Document property of the WebBrowser was null. First step of the fix was using the DocumentCompleted event instead of tring to access the Document right after Navigating.
Still no luck though, DocumentCompleted never occurred. To fix that I added the loop waiting until the ReadyState is complete. Done and working, but..
All this done, changing the literal from within the new thread had no effect on the actual GUI.. had to wait in the main thread until everything was done.
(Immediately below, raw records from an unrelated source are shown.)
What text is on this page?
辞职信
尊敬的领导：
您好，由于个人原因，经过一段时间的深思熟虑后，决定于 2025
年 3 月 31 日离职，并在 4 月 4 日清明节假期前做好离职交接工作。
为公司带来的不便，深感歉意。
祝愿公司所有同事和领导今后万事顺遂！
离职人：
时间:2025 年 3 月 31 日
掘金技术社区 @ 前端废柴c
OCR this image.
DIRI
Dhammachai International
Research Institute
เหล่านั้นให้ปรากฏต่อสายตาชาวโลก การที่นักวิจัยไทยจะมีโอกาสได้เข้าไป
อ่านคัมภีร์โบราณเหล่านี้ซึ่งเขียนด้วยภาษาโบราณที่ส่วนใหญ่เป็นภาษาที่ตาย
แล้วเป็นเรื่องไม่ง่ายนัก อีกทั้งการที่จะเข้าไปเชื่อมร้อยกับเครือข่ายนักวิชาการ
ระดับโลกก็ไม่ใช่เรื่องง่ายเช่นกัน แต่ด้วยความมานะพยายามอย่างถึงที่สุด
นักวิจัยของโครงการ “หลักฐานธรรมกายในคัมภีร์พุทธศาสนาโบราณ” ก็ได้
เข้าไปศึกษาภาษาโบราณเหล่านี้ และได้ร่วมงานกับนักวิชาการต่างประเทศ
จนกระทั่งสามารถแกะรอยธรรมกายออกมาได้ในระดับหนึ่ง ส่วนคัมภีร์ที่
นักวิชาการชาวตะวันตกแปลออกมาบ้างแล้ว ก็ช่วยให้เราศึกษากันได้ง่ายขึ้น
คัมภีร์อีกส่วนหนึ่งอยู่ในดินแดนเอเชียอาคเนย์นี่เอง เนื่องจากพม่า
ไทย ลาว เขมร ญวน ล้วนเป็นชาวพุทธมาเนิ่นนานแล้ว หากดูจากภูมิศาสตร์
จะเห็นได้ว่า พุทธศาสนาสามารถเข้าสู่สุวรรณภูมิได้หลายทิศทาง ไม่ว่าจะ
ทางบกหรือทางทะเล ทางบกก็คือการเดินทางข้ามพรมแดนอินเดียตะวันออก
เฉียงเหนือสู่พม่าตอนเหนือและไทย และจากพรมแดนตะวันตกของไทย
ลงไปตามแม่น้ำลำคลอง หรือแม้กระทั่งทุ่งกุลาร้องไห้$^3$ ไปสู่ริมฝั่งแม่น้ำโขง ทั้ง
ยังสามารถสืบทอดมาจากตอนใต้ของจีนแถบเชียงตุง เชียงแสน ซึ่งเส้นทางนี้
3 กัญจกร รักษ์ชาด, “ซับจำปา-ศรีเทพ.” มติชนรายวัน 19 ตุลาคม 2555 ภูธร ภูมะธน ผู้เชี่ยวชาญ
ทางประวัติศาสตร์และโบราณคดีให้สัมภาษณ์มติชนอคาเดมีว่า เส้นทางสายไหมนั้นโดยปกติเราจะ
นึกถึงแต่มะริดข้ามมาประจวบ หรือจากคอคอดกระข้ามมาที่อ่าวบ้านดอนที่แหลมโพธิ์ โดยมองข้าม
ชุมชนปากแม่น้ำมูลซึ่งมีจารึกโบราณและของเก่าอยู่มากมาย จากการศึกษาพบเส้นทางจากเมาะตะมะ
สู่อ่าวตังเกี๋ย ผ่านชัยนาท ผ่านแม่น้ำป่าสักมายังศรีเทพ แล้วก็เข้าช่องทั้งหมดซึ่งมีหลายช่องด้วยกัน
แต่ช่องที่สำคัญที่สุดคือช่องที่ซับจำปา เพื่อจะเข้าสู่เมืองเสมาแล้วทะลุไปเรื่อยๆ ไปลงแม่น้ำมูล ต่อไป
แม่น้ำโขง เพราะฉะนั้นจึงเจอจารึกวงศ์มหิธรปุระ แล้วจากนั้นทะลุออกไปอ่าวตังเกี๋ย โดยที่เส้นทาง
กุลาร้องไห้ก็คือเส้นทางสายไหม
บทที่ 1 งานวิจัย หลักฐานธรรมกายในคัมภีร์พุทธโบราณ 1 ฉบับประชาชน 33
Hope this will come handy someday for someone, if not for the OP here. :)
Best you can achieve is using WebRequest to read the raw response (HTML output) of the page and assuming it's valid XHTML throw it into XmlReader and you have kind of DOM at hand, at least the nodes.
I've previously used an HTML parsing library called SgmlReader, which worked well for getting HTML tag soup into a workable DOM. I would be surprised if it always produces a DOM identical to what a browser would produce though.